I have tried on occasion to teach you close reading, not so that you might get these texts “right” whatever that could possibly mean, but so that you might cultivate intimacy with the scriptures. So let me push just one step further in order to coax yet another elaboration of the point. Stanley Cavell once suggested that what Lizzie interprets to Jane as self-knowledge might actually be better understood as “the reality for the first time of being known.” Jesus and Darcy spot the stranger within us even though we fail to, and they coax that stranger out into the open, give us the option of neighboring her or ignoring her.

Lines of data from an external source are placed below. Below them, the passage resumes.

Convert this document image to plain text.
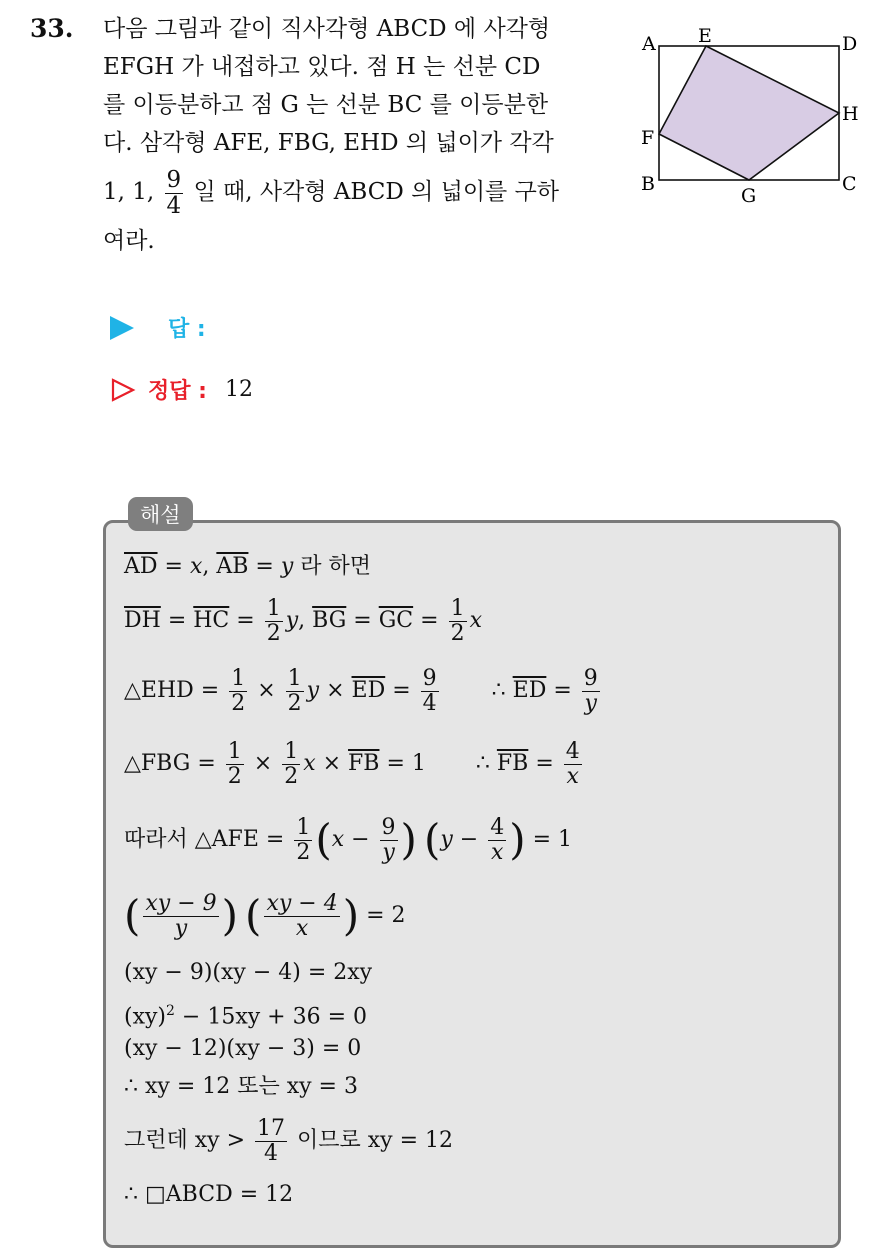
33. 다음 그림과 같이 직사각형 ABCD 에 사각형
EFGH 가 내접하고 있다. 점 H 는 선분 CD
를 이등분하고 점 G 는 선분 BC 를 이등분한
다. 삼각형 AFE, FBG, EHD 의 넓이가 각각
1, 1, $\frac{9}{4}$ 일 때, 사각형 ABCD 의 넓이를 구하
여라.
A E	D
H
F
B
G
C
답 :
정답 : 12
해설
$\overline{AD} = x$, $\overline{AB} = y$ 라 하면
$\overline{DH} = \overline{HC} = \frac{1}{2} y$, $\overline{BG} = \overline{GC} = \frac{1}{2}$ x
△EHD = $\frac{1}{2} \times \frac{1}{2}$ $y \times \overline{ED} = \frac{9}{4}$ ∴ $\overline{ED} = \frac{9}{y}$
△FBG = $\frac{1}{2} \times \frac{1}{2}$ $x \times \overline{FB} = 1$ ∴ $\overline{FB} = \frac{4}{x}$
따라서 △AFE = $\frac{1}{2} (x - \frac{9}{y}$ ) ($y - \frac{4}{x}$ ) = 1
( $\frac{xy - 9}{y}$ ) ( $\frac{xy - 4}{x}$ ) = 2
(xy − 9)(xy − 4) = 2xy
(xy)$^2$ − 15xy + 36 = 0
(xy − 12)(xy − 3) = 0
∴ xy = 12 또는 xy = 3
그런데 xy > $\frac{17}{4}$ 이므로 xy = 12
∴ □ABCD = 12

A college campus is no Longbourn or dusty Palestinian road, but part of what it means for you to have been educated here over the last four or more years is to find the courage to show us and your classmates and yourselves your strangeness, sometimes in spite of yourselves, in your papers, presentations, newspaper editorials, in your poems and photographs, plays and concerts. Now the task is to go on from here with the courage to continue to listen to the companions who awaken the stranger in yourself, to be the sort of companions who spot the stranger in others, and to present yourselves to the world in all your own strangeness because of the belief that, in spite of all, the risen Christ is still appearing and vanishing over simple meals with friendly strangers and strange friends.

 

Peter Dula is Associate Professor of Religion and Culture at Eastern Mennonite University.